Wittgenstein proposed in his later philosophy the concept of family resemblance to describe groups which cannot be defined by a single (or simple set) of common features but instead display (from the SEP):
There is no reason to look, as we have done traditionally—and dogmatically—for one, essential core in which the meaning of a word is located and which is, therefore, common to all uses of that word. We should, instead, travel with the word’s uses through “a complicated network of similarities overlapping and criss-crossing” (PI 66). Family resemblance also serves to exhibit the lack of boundaries and the distance from exactness that characterize different uses of the same concept. Such boundaries and exactness are the definitive traits of form—be it Platonic form, Aristotelian form, or the general form of a proposition adumbrated in the Tractatus. It is from such forms that applications of concepts can be deduced, but this is precisely what Wittgenstein now eschews in favor of appeal to similarity of a kind with family resemblance.

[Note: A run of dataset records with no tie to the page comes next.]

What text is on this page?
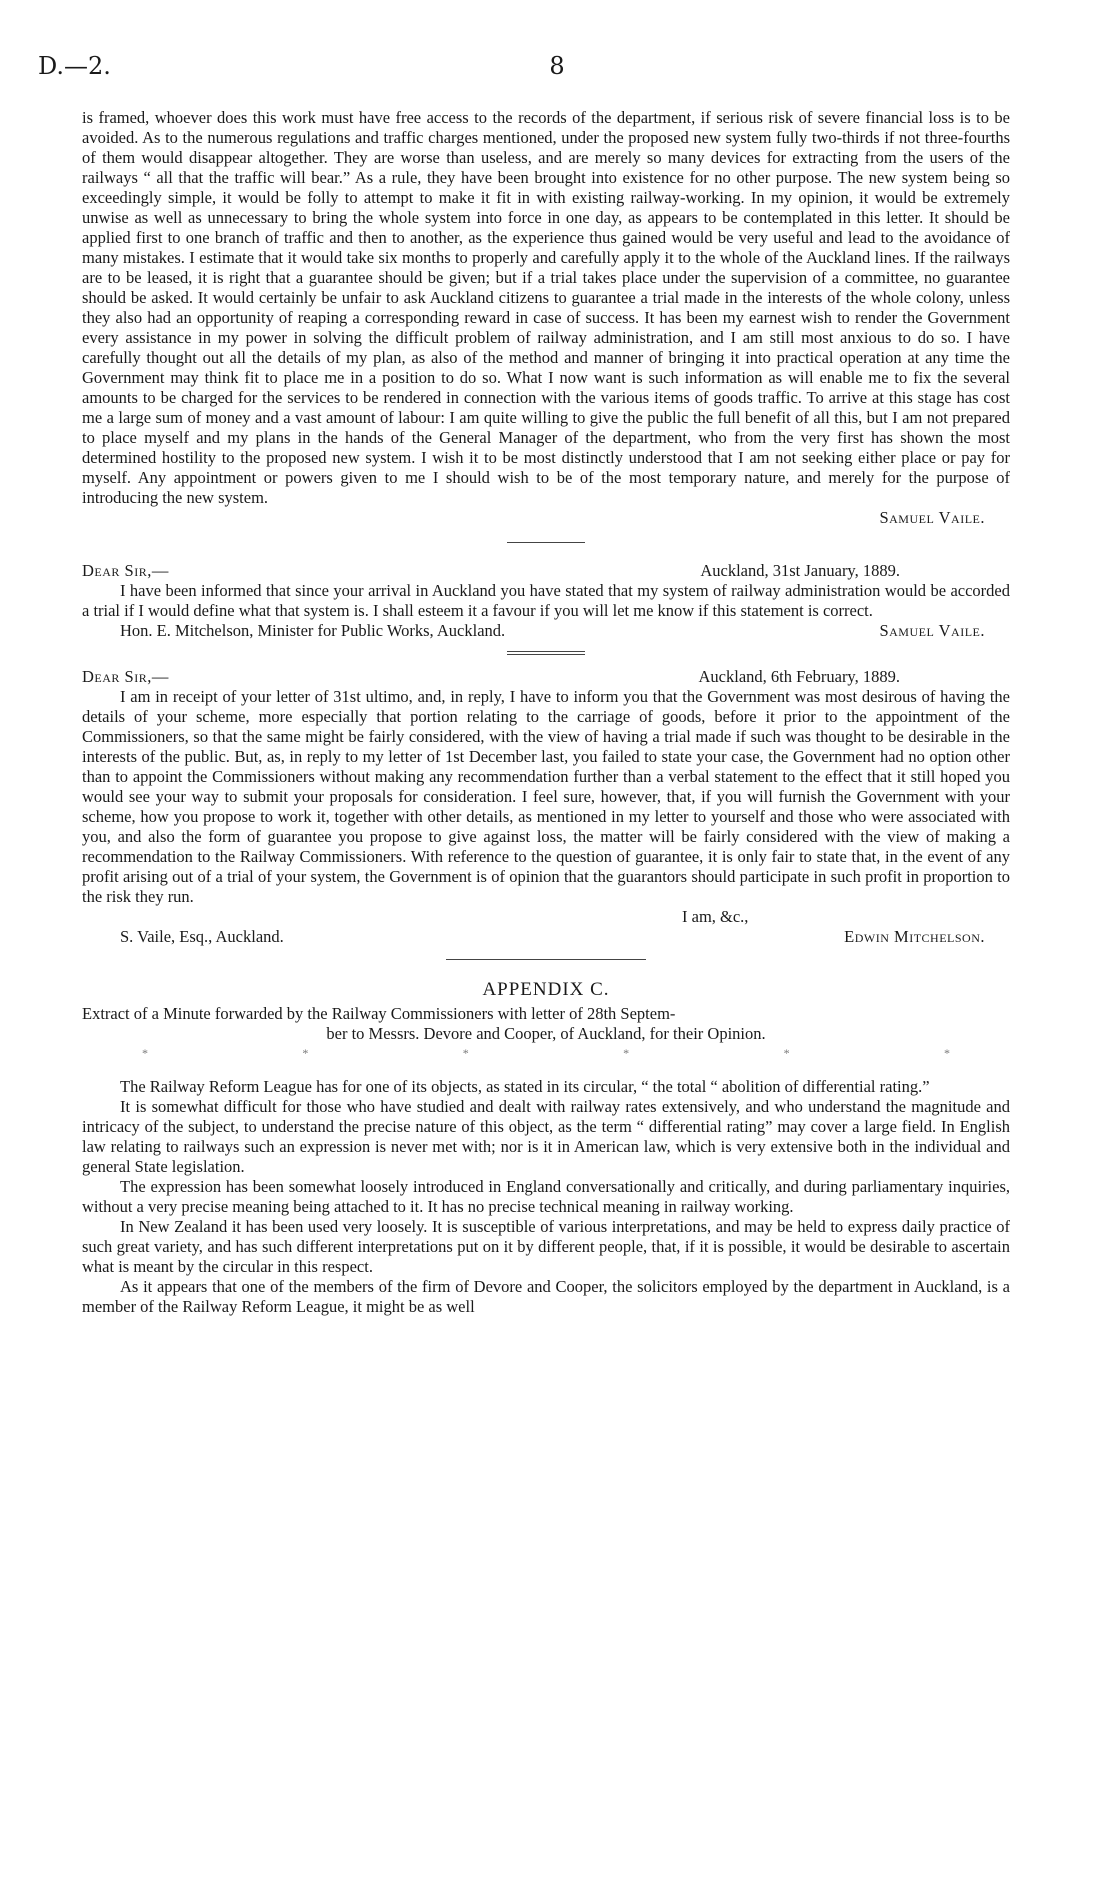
D.—2.	8

is framed, whoever does this work must have free access to the records of the department, if serious risk of severe financial loss is to be avoided. As to the numerous regulations and traffic charges mentioned, under the proposed new system fully two-thirds if not three-fourths of them would disappear altogether. They are worse than useless, and are merely so many devices for extracting from the users of the railways “ all that the traffic will bear.” As a rule, they have been brought into existence for no other purpose. The new system being so exceedingly simple, it would be folly to attempt to make it fit in with existing railway-working. In my opinion, it would be extremely unwise as well as unnecessary to bring the whole system into force in one day, as appears to be contemplated in this letter. It should be applied first to one branch of traffic and then to another, as the experience thus gained would be very useful and lead to the avoidance of many mistakes. I estimate that it would take six months to properly and carefully apply it to the whole of the Auckland lines. If the railways are to be leased, it is right that a guarantee should be given; but if a trial takes place under the supervision of a committee, no guarantee should be asked. It would certainly be unfair to ask Auckland citizens to guarantee a trial made in the interests of the whole colony, unless they also had an opportunity of reaping a corresponding reward in case of success. It has been my earnest wish to render the Government every assistance in my power in solving the difficult problem of railway administration, and I am still most anxious to do so. I have carefully thought out all the details of my plan, as also of the method and manner of bringing it into practical operation at any time the Government may think fit to place me in a position to do so. What I now want is such information as will enable me to fix the several amounts to be charged for the services to be rendered in connection with the various items of goods traffic. To arrive at this stage has cost me a large sum of money and a vast amount of labour: I am quite willing to give the public the full benefit of all this, but I am not prepared to place myself and my plans in the hands of the General Manager of the department, who from the very first has shown the most determined hostility to the proposed new system. I wish it to be most distinctly understood that I am not seeking either place or pay for myself. Any appointment or powers given to me I should wish to be of the most temporary nature, and merely for the purpose of introducing the new system.

Samuel Vaile.
Dear Sir,—	Auckland, 31st January, 1889.

I have been informed that since your arrival in Auckland you have stated that my system of railway administration would be accorded a trial if I would define what that system is. I shall esteem it a favour if you will let me know if this statement is correct.

Hon. E. Mitchelson, Minister for Public Works, Auckland.	Samuel Vaile.
Dear Sir,—	Auckland, 6th February, 1889.

I am in receipt of your letter of 31st ultimo, and, in reply, I have to inform you that the Government was most desirous of having the details of your scheme, more especially that portion relating to the carriage of goods, before it prior to the appointment of the Commissioners, so that the same might be fairly considered, with the view of having a trial made if such was thought to be desirable in the interests of the public. But, as, in reply to my letter of 1st December last, you failed to state your case, the Government had no option other than to appoint the Commissioners without making any recommendation further than a verbal statement to the effect that it still hoped you would see your way to submit your proposals for consideration. I feel sure, however, that, if you will furnish the Government with your scheme, how you propose to work it, together with other details, as mentioned in my letter to yourself and those who were associated with you, and also the form of guarantee you propose to give against loss, the matter will be fairly considered with the view of making a recommendation to the Railway Commissioners. With reference to the question of guarantee, it is only fair to state that, in the event of any profit arising out of a trial of your system, the Government is of opinion that the guarantors should participate in such profit in proportion to the risk they run.

I am, &c.,
S. Vaile, Esq., Auckland.	Edwin Mitchelson.
APPENDIX C.
Extract of a Minute forwarded by the Railway Commissioners with letter of 28th Septem-
ber to Messrs. Devore and Cooper, of Auckland, for their Opinion.
*	*	*	*	*	*

The Railway Reform League has for one of its objects, as stated in its circular, “ the total “ abolition of differential rating.”

It is somewhat difficult for those who have studied and dealt with railway rates extensively, and who understand the magnitude and intricacy of the subject, to understand the precise nature of this object, as the term “ differential rating” may cover a large field. In English law relating to railways such an expression is never met with; nor is it in American law, which is very extensive both in the individual and general State legislation.

The expression has been somewhat loosely introduced in England conversationally and critically, and during parliamentary inquiries, without a very precise meaning being attached to it. It has no precise technical meaning in railway working.

In New Zealand it has been used very loosely. It is susceptible of various interpretations, and may be held to express daily practice of such great variety, and has such different interpretations put on it by different people, that, if it is possible, it would be desirable to ascertain what is meant by the circular in this respect.

As it appears that one of the members of the firm of Devore and Cooper, the solicitors employed by the department in Auckland, is a member of the Railway Reform League, it might be as well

Now consider a typical pattern recognition/machine learning problem: We have a set of photos some of which are of trees and some which are not. We want to classify them into two groups "photos of trees" and "photos of other things". No single criterion ("trunk/no trunk", "leaves/no leaves" , "green/not green") exists for deciding whether the photo is that of a tree or not, but a suitable pattern recognition algorithm such as a neural network or support vector machine will easily be able to separate the two classes of photos.
The thing about how such algorithms work: there is a sharp boundary between the two classes, it's just that it's too complicated to represent with a simple function or set of if-then rules. It can only be represented in a high dimension feature space which can't be visualized in 2D or 3D, but a sharp decision boundary still exists, otherwise the algorithms wouldn't work.
My questions:
Based on this consideration, does Wittgenstein's family resemblance really boil down to a lack of sufficient knowledge?
Is Wittgenstein wrong when he says that no boundaries or exact distances can be described for such notions? They can, they are just too complex to be described in a simple fashion?
Or are there examples of family resemblance where no sharp boundary can be found no matter how complex the representation we use?